Being loyal to her husband's house and being distant from her father's house is a virtue for a woman. What fault does she have?

Yang Pu died around the new year 939 — a death for which the Southern Tang emperor was much suspected of. Shortly after, in summer 939, Emperor Liezu had the Yang clan members confined to Yongning Palace (永寧宮) in Tai Prefecture (泰州, in modern Taizhou, Jiangsu), including Yang Lian's cousin Yang Gong (楊珙) the military governor of Kanghua Circuit (康化, headquartered in modern Chizhou, Anhui). Yang Lian, however, did not appear to be confined, and shortly after was offered the position of military governor of Kanghua. He declined at that time, asking to serve out the three-year mourning period for Yang Pu, and the Southern Tang emperor agreed.

However, it appeared that Yang Lian did accept the posting to Kanghua eventually, for he was referred to as the military governor of Kanghua in 940. (Corroborating this was that, in the biography of his wife Princess Yongxing, she was mentioned to have accompanied Yang Lian to Kanghua's capital Chi Prefecture (池州)). In spring 940, Yang Lian went to pay respects to his father's tomb, Pingling (平陵).

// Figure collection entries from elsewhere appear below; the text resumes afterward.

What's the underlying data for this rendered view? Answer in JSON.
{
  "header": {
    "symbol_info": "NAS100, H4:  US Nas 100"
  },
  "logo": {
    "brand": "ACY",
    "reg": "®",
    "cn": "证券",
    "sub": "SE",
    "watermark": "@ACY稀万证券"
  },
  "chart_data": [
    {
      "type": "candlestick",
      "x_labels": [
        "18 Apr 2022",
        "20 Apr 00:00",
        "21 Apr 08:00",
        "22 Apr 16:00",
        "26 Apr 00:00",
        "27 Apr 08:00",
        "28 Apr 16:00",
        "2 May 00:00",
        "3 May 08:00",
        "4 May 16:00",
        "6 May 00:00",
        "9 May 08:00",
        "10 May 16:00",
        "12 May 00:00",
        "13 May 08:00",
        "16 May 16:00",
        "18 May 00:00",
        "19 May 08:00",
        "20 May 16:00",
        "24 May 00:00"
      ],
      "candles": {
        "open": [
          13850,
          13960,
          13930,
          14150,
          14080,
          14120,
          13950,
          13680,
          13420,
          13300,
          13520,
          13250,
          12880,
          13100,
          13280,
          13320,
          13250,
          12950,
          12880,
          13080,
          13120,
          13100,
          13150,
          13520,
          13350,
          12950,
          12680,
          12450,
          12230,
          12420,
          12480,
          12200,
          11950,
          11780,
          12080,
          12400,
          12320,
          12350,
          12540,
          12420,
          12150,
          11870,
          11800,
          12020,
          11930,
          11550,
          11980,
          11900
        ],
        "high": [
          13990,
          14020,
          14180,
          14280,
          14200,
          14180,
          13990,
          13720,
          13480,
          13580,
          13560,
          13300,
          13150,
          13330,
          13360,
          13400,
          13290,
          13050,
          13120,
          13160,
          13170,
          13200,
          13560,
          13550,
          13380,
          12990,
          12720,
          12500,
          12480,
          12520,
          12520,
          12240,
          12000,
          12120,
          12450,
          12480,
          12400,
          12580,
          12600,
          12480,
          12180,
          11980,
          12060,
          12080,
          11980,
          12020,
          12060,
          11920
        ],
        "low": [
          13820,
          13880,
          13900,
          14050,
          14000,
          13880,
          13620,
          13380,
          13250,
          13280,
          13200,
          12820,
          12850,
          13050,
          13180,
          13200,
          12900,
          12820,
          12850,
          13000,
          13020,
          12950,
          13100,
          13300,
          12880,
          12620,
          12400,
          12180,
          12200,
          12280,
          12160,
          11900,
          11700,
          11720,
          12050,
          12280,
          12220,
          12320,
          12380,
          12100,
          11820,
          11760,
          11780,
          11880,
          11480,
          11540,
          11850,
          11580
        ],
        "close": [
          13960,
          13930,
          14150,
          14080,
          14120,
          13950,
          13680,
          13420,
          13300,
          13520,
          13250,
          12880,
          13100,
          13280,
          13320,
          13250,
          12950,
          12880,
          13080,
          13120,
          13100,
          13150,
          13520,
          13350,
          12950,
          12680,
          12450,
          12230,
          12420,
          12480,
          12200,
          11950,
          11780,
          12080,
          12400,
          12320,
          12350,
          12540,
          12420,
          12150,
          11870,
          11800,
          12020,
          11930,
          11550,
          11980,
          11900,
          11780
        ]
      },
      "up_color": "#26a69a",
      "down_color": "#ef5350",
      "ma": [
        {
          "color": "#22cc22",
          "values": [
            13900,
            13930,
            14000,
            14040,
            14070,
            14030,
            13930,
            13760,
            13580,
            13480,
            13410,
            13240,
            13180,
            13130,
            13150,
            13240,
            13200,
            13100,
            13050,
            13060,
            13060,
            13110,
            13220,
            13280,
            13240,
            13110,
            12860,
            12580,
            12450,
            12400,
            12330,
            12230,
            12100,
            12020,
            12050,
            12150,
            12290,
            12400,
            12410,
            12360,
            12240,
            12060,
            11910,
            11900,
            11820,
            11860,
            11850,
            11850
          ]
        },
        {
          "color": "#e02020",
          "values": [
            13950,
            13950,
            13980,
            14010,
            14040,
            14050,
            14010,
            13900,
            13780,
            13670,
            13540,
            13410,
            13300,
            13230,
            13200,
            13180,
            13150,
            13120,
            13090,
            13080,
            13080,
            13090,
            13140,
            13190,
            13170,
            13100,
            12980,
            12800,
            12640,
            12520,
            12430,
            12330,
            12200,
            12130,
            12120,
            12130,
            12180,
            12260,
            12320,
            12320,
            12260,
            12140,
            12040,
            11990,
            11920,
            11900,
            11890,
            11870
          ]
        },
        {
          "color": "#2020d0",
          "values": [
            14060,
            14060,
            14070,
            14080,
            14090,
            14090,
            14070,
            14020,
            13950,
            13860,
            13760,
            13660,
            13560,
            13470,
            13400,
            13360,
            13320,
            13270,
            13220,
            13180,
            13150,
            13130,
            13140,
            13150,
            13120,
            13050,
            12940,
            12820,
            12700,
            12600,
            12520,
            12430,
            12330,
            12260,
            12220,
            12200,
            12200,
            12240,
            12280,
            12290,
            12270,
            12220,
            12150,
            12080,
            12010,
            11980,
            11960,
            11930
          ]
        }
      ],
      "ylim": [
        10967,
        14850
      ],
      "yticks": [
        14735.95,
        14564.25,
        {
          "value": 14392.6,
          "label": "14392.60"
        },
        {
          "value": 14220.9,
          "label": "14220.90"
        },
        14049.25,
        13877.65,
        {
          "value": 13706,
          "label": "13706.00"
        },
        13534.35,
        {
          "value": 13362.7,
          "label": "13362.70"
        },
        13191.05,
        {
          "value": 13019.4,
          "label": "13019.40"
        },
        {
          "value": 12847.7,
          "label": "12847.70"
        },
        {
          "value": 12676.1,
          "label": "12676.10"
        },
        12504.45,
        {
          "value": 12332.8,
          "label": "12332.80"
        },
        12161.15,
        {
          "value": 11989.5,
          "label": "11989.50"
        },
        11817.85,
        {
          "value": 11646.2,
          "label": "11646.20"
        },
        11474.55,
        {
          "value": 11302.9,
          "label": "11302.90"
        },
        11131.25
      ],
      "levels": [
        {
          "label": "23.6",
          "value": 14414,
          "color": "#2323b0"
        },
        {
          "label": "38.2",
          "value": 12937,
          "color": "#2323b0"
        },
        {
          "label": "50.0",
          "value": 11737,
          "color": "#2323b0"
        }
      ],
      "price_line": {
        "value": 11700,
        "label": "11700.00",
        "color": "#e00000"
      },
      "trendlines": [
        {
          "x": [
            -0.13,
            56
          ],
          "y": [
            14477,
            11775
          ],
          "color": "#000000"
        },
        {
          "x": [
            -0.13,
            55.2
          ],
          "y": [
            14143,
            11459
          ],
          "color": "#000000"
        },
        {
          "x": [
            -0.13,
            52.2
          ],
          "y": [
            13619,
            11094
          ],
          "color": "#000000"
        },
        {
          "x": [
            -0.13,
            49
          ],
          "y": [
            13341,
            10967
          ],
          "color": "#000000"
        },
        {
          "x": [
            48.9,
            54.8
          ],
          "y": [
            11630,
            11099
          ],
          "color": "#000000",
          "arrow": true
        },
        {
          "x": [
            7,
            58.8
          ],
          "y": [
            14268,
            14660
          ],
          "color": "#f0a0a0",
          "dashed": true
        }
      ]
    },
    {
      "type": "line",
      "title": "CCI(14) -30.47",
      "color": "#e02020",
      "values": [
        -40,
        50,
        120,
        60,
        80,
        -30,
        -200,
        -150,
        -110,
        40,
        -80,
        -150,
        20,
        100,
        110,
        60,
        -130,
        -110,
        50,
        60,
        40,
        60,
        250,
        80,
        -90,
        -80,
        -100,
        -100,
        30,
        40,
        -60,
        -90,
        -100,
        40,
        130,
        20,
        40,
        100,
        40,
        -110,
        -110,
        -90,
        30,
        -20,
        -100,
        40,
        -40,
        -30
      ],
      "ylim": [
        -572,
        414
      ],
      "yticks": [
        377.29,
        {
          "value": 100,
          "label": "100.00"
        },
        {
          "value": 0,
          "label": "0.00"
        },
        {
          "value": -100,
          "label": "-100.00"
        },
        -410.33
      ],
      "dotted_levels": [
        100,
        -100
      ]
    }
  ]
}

As he was returning from Pingling, one night, when he was very drunk, he died in the boat. (The circumstances caused suspicions that the Southern Tang emperor ordered his death.) Emperor Liezu posthumously created him the Prince of Hongnong and gave him the posthumous name of Jing (靖, "comforting"). Princess Yongxing returned to the Southern Tang palace at Jinling, wore mourning clothes, and refused to remarry for the rest of her life, which did not last long.

== Notes and references ==

- Spring and Autumn Annals of the Ten Kingdoms, vol. 4.
- Zizhi Tongjian, vols. 276, 277, 281, 282.